I feel a rib breaking, and then another.
A nerve is pinched in between a break in my arm, and I cry out in pain, spraying blood onto the pavement which I am face-down upon.
I still laugh. I try and get up, and a horrible cracking noise comes from somewhere. I collapse again.
Laughing still, blood flowing from my mouth, I laugh as I try desperately to grab them somehow, to somehow share the pain that I feel...

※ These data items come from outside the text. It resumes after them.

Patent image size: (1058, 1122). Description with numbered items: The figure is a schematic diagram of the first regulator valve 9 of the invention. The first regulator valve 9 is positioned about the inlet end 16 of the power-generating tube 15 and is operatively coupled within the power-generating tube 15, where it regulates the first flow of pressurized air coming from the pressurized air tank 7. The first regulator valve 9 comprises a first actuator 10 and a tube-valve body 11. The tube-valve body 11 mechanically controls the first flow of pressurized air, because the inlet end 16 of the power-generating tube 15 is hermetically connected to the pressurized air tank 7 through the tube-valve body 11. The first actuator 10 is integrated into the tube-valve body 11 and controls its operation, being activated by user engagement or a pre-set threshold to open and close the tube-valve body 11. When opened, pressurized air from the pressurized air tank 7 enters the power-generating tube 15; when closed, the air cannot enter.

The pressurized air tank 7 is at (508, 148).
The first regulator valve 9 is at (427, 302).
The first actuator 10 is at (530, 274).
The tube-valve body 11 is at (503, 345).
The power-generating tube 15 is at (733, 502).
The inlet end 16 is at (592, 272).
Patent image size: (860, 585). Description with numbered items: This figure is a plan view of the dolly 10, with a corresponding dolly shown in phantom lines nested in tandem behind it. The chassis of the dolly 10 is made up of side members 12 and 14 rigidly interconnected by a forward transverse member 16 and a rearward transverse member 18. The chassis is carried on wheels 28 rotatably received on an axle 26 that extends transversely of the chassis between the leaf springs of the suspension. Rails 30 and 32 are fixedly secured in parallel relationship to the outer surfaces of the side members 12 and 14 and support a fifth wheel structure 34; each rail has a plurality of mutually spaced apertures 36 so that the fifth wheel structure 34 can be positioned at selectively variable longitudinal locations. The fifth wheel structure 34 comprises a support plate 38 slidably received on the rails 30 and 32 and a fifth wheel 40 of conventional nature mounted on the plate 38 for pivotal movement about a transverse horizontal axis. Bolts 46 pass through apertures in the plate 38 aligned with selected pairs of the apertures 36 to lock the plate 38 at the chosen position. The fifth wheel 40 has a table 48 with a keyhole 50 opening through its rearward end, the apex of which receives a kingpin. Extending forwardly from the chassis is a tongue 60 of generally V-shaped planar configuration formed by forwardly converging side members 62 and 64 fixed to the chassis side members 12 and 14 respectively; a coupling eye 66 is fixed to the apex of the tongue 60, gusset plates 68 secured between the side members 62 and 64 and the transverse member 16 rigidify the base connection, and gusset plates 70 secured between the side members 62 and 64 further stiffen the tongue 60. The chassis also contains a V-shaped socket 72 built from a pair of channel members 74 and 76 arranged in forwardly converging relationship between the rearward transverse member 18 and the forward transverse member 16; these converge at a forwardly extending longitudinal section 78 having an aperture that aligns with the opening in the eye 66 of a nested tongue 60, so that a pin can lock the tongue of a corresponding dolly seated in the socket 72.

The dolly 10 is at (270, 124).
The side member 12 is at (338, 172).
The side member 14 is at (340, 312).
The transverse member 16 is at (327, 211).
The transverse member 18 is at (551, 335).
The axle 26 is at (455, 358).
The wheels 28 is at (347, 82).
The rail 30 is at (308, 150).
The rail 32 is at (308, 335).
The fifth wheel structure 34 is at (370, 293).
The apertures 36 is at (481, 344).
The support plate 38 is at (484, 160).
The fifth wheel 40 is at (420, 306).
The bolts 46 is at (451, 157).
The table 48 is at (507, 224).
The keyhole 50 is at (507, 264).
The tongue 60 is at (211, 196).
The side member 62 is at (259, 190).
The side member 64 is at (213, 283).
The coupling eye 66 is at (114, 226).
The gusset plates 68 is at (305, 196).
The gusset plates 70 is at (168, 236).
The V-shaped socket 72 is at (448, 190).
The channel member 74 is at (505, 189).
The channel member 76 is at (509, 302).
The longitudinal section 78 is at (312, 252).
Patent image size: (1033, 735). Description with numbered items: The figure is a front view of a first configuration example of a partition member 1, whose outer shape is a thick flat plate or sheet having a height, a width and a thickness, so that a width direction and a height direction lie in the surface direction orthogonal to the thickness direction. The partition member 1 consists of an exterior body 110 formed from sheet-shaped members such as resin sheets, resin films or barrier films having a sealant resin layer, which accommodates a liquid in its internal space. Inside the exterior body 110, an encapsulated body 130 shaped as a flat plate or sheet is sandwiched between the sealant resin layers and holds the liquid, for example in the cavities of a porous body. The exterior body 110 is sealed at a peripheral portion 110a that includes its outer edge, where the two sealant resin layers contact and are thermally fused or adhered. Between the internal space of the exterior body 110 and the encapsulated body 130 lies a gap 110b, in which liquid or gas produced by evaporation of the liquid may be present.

That was when I snapped back to reality, and I realise that, although my step hadn't faltered, I had on my face a horrible smile. Most people have had expressions on their face that they can get an idea about the appearance of, just by how it feels to be wearing the face. I had a general idea about the smile that I had, about the crazed eyes that still were half glazed over. The unnatural smile that pulled back my lips into what was more a horrified grimace than anything else.
More intriguing still, I found that I couldn't wipe the smile off my face. I got a very strange look from someone who walked past me, but it took about 5 minutes for me to finally wipe that expression off my face.

I just thought it was interesting...it was probably the first time that I've adopted such a strange expression without realising it.
All from the result of a strange train of thought I was having.

Come to think of it, I haven't actually tried looking in the mirror yet...I wonder if I can reproduce it.